Or how to understand the sequestration of organic matter in deep sediments over the millennia, in terms of its role in the effects of global change…
B. Bombled, C. Rabouille
The exploration and industrial exploitation of the deep ocean – one of the least-known environments on our planet – for a wide range of resources (oil, gas, fisheries, soon minerals, etc.) raises global concerns about their ecological impacts. Understanding the distribution, abundance and dynamics of particulate organic matter (OM) and living organisms in the deep environment, over time and space, is crucial for describing and predicting ecosystem dynamics. This includes understanding the cycle of its major substrate, biogenic carbon, and documenting the response of ecosystems to anthropogenic disturbances. It is also essential to constrain the sequestration of OM in deep sediments on a millennial scale, in view of its role in the effects of global change. In order to answer these questions, the scientific community has for some years been developing oceanographic, deep-sea and coastal observatories, fixed or mobile, often cabled, such as the LSCE benthic station or the semi-autonomous benthic robot (BathyBot, below), from the MIO and implemented by the DT at La Seyne sur Mer.

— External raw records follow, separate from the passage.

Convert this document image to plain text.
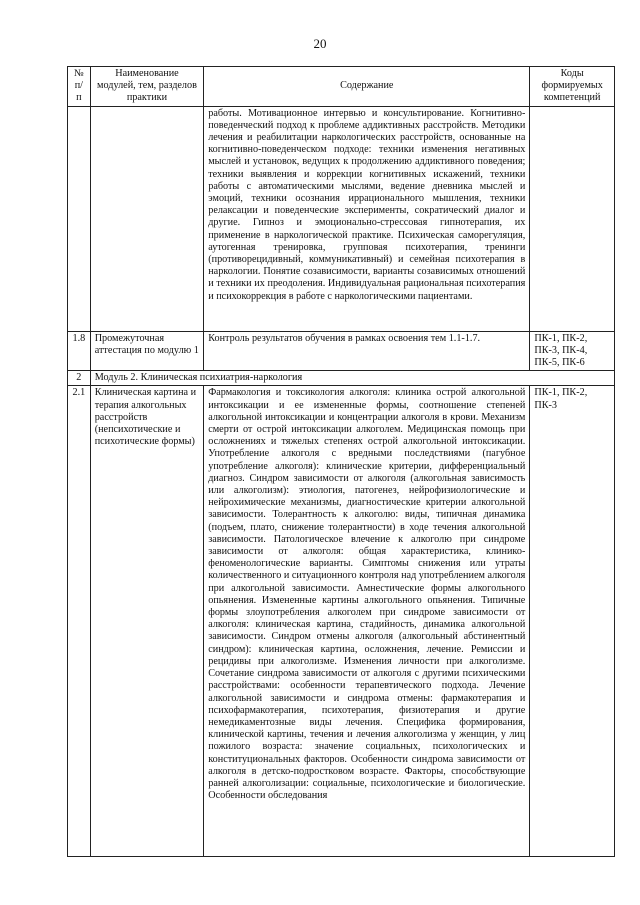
20
№ п/п	Наименование модулей, тем, разделов практики	Содержание	Коды формируемых компетенций
		работы. Мотивационное интервью и консультирование. Когнитивно-поведенческий подход к проблеме аддиктивных расстройств. Методики лечения и реабилитации наркологических расстройств, основанные на когнитивно-поведенческом подходе: техники изменения негативных мыслей и установок, ведущих к продолжению аддиктивного поведения; техники выявления и коррекции когнитивных искажений, техники работы с автоматическими мыслями, ведение дневника мыслей и эмоций, техники осознания иррационального мышления, техники релаксации и поведенческие эксперименты, сократический диалог и другие. Гипноз и эмоционально-стрессовая гипнотерапия, их применение в наркологической практике. Психическая саморегуляция, аутогенная тренировка, групповая психотерапия, тренинги (противорецидивный, коммуникативный) и семейная психотерапия в наркологии. Понятие созависимости, варианты созависимых отношений и техники их преодоления. Индивидуальная рациональная психотерапия и психокоррекция в работе с наркологическими пациентами.	
1.8	Промежуточная аттестация по модулю 1	Контроль результатов обучения в рамках освоения тем 1.1-1.7.	ПК-1, ПК-2, ПК-3, ПК-4, ПК-5, ПК-6
2	Модуль 2. Клиническая психиатрия-наркология		
2.1	Клиническая картина и терапия алкогольных расстройств (непсихотические и психотические формы)	Фармакология и токсикология алкоголя: клиника острой алкогольной интоксикации и ее измененные формы, соотношение степеней алкогольной интоксикации и концентрации алкоголя в крови. Механизм смерти от острой интоксикации алкоголем. Медицинская помощь при осложнениях и тяжелых степенях острой алкогольной интоксикации. Употребление алкоголя с вредными последствиями (пагубное употребление алкоголя): клинические критерии, дифференциальный диагноз. Синдром зависимости от алкоголя (алкогольная зависимость или алкоголизм): этиология, патогенез, нейрофизиологические и нейрохимические механизмы, диагностические критерии алкогольной зависимости. Толерантность к алкоголю: виды, типичная динамика (подъем, плато, снижение толерантности) в ходе течения алкогольной зависимости. Патологическое влечение к алкоголю при синдроме зависимости от алкоголя: общая характеристика, клинико-феноменологические варианты. Симптомы снижения или утраты количественного и ситуационного контроля над употреблением алкоголя при алкогольной зависимости. Амнестические формы алкогольного опьянения. Измененные картины алкогольного опьянения. Типичные формы злоупотребления алкоголем при синдроме зависимости от алкоголя: клиническая картина, стадийность, динамика алкогольной зависимости. Синдром отмены алкоголя (алкогольный абстинентный синдром): клиническая картина, осложнения, лечение. Ремиссии и рецидивы при алкоголизме. Изменения личности при алкоголизме. Сочетание синдрома зависимости от алкоголя с другими психическими расстройствами: особенности терапевтического подхода. Лечение алкогольной зависимости и синдрома отмены: фармакотерапия и психофармакотерапия, психотерапия, физиотерапия и другие немедикаментозные виды лечения. Специфика формирования, клинической картины, течения и лечения алкоголизма у женщин, у лиц пожилого возраста: значение социальных, психологических и конституциональных факторов. Особенности синдрома зависимости от алкоголя в детско-подростковом возрасте. Факторы, способствующие ранней алкоголизации: социальные, психологические и биологические. Особенности обследования	ПК-1, ПК-2, ПК-3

The “BathyBot”, a remotely controlled robot, is being deployed at a depth of 2,500 m, 40 km from Toulon, near the MOOSE/ANTARES cabled station as part of the EMSO ERIC infrastructure. This benthic robot will complement the ALBATROSS-MII pelagic instrumented line with oceanographic sensors. Thanks to its mobility, sensors, analysers and cameras, this crawler-mounted robot opens the way to adaptive monitoring strategies, enabling the acquisition of observations in real time and over the long term, around strategic points in the deep marine environment. On board will be sensors for temperature, dissolved O2, current speed and direction, salinity and turbidity, and a camera for acquiring images of deep-sea benthic and pelagic fauna with sufficient sensitivity to detect bioluminescent organisms.
In this context, the LSCE, in collaboration with the DT INSU, has been asked to install a benthic profiler (Bathy-prof) on the robot, equipped with micro-optodes, capable of measuring oxygen micro-profiles at the water-sediment interface, a zone of major concentration of organic matter on the ocean floor, which will provide access to the benthic use of carbon substrates necessary for the metabolism of the ecosystem observed. This profiler will provide a link with measurements of carbon flux in the water column and metabolism in the bottom water. It will quantify the variations in this benthic metabolism in relation to the visual observations obtained by the cameras and the physico-chemical measurements.
Funding from the DIIRO (CNRS) for this profiler, currently being completed at the DT INSU, has enabled us to seize the opportunity to add a major functionality to the BathyBot robot, in order to study early diagenesis in the deep Mediterranean.